@BackStop - your understanding of RH and dewpoint is correct, but
@elwoodblues is not wrong . . . .
As you point out, there is a relationship between temperature, Relative Humidity, and dewpoint - change one and the others change. But the problem with them in our application is that they are all looked at at the same pressure, and we are dealing with changes in pressure. With that in mind, I prefer to work in terms of "absolute humidity" - specifically, the amount of water vapor contained in air under different conditions. This speaks to amount of water vapor that the air contains (thus the air charge temp has to be at or above the dewpoint for that amount to exist), and can be referenced as parts per million or grams per cubic meter. I like to use grams per cubic meter of air, all referenced at one atmosphere of pressure (meaning not a cubic meter of compressed air, even if reference as compressed) since it translates directly into the cubic centimeters of liquid water that could exist if it all were to condense out. for the rest of this, whenver I talk about grams of water I am meaning grams of water vapor in 1 standard cubic meter of air
Let's assume that we are dealing with the air you are feeding into your compressor being at 67 degrees F and at 10% RH. That would mean that every cubic meter of air can carry 1.5 grams of water vapor into your compressor.
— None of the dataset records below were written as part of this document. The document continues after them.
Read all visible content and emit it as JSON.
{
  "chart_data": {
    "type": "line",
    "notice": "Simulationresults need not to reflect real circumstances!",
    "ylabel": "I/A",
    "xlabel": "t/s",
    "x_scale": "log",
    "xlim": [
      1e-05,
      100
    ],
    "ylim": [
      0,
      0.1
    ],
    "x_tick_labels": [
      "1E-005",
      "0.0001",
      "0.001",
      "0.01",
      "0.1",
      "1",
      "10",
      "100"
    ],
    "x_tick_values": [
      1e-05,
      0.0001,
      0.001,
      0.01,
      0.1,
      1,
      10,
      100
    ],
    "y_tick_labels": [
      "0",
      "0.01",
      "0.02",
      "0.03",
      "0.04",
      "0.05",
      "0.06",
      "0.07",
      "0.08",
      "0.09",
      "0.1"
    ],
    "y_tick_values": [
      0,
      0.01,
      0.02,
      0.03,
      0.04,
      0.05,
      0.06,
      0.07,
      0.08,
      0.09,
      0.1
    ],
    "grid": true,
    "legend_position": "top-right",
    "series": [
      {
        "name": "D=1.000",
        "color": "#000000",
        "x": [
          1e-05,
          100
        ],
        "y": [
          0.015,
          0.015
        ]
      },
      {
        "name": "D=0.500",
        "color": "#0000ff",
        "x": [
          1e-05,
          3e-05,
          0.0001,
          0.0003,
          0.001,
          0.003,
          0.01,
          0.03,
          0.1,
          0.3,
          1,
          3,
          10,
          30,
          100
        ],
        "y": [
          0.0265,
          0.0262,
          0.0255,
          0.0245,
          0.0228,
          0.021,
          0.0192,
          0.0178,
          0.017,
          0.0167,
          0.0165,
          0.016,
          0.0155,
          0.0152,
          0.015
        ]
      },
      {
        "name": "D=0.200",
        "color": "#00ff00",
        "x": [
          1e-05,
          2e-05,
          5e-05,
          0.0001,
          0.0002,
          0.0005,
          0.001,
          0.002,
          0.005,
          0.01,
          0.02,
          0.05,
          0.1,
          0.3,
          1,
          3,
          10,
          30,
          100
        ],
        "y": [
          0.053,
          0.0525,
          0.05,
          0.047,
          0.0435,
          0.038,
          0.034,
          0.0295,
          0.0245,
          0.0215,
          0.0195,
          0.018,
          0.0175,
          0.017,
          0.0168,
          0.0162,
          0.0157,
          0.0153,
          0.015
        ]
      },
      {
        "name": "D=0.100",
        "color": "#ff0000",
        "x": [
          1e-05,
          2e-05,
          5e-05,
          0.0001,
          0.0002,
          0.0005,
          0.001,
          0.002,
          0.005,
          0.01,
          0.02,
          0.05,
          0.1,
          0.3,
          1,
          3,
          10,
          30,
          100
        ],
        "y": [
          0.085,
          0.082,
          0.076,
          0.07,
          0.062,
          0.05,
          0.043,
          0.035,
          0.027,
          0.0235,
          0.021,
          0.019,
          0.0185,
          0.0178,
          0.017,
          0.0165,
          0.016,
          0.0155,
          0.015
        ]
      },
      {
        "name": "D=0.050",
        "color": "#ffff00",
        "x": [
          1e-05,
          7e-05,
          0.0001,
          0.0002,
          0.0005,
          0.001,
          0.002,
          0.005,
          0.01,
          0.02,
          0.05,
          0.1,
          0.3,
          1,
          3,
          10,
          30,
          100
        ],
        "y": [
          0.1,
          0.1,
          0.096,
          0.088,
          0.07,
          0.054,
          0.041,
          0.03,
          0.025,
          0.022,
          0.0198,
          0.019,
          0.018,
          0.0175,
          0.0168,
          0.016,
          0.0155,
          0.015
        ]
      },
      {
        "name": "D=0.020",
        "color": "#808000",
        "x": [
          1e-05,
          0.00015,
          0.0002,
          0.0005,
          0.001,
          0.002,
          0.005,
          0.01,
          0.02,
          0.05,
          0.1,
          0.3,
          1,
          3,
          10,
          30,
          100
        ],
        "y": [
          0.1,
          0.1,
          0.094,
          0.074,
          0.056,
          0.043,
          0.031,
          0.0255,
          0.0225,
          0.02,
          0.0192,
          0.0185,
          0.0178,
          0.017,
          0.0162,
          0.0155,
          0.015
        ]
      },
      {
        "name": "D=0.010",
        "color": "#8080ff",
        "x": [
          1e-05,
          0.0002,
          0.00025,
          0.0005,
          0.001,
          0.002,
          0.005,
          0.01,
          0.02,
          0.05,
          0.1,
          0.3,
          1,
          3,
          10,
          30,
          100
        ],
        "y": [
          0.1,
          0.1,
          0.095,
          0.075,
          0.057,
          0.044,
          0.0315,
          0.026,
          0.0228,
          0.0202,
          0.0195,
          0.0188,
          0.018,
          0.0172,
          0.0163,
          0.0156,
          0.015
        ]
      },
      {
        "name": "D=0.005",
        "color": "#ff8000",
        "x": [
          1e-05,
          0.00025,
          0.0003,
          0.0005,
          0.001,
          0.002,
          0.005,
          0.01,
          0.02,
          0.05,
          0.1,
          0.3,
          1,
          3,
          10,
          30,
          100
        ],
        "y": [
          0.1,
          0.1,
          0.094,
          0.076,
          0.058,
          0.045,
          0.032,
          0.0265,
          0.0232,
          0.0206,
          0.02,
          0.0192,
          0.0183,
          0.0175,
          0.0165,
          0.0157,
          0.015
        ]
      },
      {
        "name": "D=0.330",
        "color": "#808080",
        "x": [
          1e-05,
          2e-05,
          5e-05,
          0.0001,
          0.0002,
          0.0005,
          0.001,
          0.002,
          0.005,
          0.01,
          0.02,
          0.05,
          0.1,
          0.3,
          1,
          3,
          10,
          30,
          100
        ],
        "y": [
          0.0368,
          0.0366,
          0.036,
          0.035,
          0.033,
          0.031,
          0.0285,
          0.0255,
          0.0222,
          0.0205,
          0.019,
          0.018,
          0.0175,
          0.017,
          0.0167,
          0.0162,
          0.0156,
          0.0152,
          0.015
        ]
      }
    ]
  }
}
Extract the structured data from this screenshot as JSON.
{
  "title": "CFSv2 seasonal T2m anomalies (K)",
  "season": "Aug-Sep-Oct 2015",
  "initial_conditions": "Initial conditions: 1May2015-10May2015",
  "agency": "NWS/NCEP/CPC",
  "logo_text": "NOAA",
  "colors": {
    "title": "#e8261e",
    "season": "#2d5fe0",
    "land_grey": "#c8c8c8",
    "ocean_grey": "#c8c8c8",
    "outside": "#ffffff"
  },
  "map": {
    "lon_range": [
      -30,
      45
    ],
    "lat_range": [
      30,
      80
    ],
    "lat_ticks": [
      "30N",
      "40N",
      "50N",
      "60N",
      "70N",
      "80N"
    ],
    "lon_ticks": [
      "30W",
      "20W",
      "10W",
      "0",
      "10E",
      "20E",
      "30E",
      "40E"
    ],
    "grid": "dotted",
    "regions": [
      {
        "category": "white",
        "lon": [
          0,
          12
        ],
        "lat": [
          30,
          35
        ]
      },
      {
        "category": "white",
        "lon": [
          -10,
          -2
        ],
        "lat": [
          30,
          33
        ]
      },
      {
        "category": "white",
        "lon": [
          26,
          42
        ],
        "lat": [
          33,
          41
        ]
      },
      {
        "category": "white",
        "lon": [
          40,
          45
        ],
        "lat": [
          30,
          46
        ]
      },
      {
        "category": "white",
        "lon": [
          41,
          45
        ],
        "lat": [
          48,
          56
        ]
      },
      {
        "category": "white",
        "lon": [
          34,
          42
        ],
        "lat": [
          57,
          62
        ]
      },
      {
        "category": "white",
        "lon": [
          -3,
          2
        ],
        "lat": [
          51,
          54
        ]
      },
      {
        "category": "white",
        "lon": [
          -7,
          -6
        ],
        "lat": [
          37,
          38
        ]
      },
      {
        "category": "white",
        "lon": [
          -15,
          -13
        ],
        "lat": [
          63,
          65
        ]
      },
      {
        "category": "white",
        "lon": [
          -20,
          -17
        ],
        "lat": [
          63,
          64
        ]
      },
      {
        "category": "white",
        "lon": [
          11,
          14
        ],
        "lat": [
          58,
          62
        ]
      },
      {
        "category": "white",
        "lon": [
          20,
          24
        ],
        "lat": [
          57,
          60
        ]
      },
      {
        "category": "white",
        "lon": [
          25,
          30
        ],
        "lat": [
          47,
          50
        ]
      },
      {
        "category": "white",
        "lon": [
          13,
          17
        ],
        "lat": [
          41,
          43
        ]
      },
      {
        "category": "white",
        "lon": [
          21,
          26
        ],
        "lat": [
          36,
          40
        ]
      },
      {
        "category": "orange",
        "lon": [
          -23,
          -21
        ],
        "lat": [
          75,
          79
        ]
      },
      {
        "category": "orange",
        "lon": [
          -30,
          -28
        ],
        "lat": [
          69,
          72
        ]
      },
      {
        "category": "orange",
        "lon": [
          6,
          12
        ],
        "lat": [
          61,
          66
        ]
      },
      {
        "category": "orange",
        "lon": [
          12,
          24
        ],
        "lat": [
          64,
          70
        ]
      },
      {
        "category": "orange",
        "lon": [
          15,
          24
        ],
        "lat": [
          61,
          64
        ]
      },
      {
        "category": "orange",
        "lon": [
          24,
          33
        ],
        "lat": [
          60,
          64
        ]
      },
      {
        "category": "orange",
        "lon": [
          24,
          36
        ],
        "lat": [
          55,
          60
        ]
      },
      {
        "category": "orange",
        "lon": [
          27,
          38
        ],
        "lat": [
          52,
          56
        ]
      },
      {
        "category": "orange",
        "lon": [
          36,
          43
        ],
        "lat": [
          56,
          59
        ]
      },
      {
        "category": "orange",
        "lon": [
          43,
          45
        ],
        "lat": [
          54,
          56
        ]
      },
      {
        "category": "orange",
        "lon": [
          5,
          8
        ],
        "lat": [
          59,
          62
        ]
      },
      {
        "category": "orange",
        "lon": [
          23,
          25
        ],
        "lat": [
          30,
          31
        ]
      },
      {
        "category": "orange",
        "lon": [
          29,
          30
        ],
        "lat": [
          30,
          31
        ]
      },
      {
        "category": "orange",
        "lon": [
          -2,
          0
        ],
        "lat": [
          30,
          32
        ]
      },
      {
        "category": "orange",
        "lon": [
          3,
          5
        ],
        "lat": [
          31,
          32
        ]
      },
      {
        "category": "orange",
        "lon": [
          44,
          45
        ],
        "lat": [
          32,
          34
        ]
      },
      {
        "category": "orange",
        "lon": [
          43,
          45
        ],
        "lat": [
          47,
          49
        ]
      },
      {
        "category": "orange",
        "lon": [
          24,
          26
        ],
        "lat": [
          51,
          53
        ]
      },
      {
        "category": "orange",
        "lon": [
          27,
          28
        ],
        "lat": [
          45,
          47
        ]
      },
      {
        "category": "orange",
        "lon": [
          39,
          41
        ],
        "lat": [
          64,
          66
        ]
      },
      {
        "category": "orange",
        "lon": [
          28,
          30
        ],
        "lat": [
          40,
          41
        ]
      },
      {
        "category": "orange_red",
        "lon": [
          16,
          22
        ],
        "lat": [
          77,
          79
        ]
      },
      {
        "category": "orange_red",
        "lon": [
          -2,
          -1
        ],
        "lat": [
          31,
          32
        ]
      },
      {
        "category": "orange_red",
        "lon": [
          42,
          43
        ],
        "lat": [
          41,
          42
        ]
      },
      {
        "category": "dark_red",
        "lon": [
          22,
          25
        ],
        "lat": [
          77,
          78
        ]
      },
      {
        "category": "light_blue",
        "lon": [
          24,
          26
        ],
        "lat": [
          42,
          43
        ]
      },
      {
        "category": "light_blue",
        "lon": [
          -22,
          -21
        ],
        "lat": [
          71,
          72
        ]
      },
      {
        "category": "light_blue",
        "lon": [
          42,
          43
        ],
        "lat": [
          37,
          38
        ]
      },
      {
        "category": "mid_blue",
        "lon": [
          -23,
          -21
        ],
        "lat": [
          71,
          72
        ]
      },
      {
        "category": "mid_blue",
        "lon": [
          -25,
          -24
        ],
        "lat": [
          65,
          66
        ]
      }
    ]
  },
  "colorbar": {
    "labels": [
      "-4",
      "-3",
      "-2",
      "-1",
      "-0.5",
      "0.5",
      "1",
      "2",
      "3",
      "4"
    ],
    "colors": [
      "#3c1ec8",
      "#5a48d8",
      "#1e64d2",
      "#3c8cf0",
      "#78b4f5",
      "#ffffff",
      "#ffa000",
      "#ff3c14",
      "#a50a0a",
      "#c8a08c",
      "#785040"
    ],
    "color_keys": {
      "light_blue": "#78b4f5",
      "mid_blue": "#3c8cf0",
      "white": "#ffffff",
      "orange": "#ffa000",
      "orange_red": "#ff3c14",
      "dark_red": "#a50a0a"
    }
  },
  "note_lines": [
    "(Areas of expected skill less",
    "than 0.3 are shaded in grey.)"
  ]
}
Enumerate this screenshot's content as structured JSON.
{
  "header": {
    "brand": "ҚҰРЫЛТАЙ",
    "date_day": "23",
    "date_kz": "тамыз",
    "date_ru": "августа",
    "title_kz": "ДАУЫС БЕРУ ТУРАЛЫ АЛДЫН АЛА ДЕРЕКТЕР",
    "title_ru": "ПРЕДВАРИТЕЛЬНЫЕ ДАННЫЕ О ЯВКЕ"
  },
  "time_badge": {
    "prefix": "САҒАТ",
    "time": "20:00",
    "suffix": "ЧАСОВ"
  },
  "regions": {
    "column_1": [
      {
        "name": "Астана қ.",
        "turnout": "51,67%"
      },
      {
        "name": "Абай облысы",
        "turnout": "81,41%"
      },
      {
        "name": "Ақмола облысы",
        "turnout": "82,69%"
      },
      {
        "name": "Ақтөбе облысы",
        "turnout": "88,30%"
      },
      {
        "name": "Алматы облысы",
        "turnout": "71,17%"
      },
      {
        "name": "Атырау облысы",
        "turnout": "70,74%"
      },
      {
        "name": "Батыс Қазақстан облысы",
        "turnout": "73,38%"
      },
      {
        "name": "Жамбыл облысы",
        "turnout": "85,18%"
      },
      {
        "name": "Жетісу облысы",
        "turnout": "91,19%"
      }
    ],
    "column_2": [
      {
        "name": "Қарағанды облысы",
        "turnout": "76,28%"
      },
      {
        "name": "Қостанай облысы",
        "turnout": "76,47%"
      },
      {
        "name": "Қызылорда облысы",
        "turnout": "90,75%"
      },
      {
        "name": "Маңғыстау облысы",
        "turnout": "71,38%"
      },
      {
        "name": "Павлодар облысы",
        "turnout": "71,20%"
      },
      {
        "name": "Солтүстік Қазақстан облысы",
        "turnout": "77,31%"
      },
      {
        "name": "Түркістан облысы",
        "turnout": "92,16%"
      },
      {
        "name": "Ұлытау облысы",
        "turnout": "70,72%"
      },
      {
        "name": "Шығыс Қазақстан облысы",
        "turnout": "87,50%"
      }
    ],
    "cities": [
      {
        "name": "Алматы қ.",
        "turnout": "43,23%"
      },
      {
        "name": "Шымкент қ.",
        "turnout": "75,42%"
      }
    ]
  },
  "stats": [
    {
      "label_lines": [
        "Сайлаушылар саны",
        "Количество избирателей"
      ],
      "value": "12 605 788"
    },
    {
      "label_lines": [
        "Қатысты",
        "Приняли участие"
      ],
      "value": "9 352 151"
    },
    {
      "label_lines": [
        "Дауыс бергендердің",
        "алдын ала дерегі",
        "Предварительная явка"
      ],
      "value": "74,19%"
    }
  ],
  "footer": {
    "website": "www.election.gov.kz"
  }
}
While that is far below the 5.4 grams that would be in air that that is 67 degrees F and 32% RH, or the 11.1 grams that would be in air that is 78 F and 45% RH, it is still too much for out needs without additional filtering post compression - which you do, so that is good.
Air that is compressed to 3000 psi and is at 67F can only hold 0.08 grams of water vapor - but here is the key thing: air coming out of a compressor is higher than that, and that higher temperature air can hold more water vapor. And that vapor will condense out later when the temperature drops to ambient, which in this case is 67 F.
I don't know how hot your air charge is, but it certainly is a lot higher than the readout on the compressors, given that the compressors have active cooling and the heat of compression is the source of the heat - the air charge must therefore be higher than the cooled compressor head.
Yong Hengs routinely seem to run above 50 C (and spike horribly is the water flow is disrupted), so maybe the air charge is 70 C or so? What does that mean? Well, 70 C air at 3000 psi can hold 1.2 grams of water vapor. Drop the temp to 40 C (since the CS4 seems to run slower and cooler) and that same air charge can hold 0.3 grams of water vapor.
Without additional drying, those air charges would result in roughly 1.1 and 0.2 grams of condensed liquid water ending up in the tank/reservoir for every standard cubic meter of air compressed. While that will vary by the size of the reservoir, that is probably about 15 fills of most tube PCP air reservoirs.
Somebody using your pre-filter (air at 67 F and 10% RH) feeding a Yong Heng would probably think they were in great shape from a water vapor standpoint because they likely would see nothing come out of their bleed points. But the reality is that all that 1.1 grams of water vapor that was in the air before compression will be in vapor form and make it into the tank.
A properly sized Silica Gel desiccant system will result in air that has no more that 0.07 grams of water water vapor per standard cubic meter, which should work well for most applications of room temperature shooting. For guns that will spend their life being filled and shot in temperatures below freezing, molecular sieve would be a better solution, as that would result in air with only about 0.006 grams of water vapor leaving the filter.
By the way, this all points the the fact that your pre-filter (at least on it's own) is no where near big enough to do the job by itself - the airflow must be just too fast through it. So it is good that you are using a post-filter too.
All this is why I say active drying is very important. But if set up right, there is zero risk of water getting into the tank or reservoir.
For my set up I use a Shoebox compressor and have a huge Wilkerson desiccant drier feeding it, and it gets the air down to where it should be (0.07 grams of vapor) as it flows very little air by volume, given that it is already compressed to 110 psi (and cooled and thus carries about 1.9 grams or so to the Shoebox).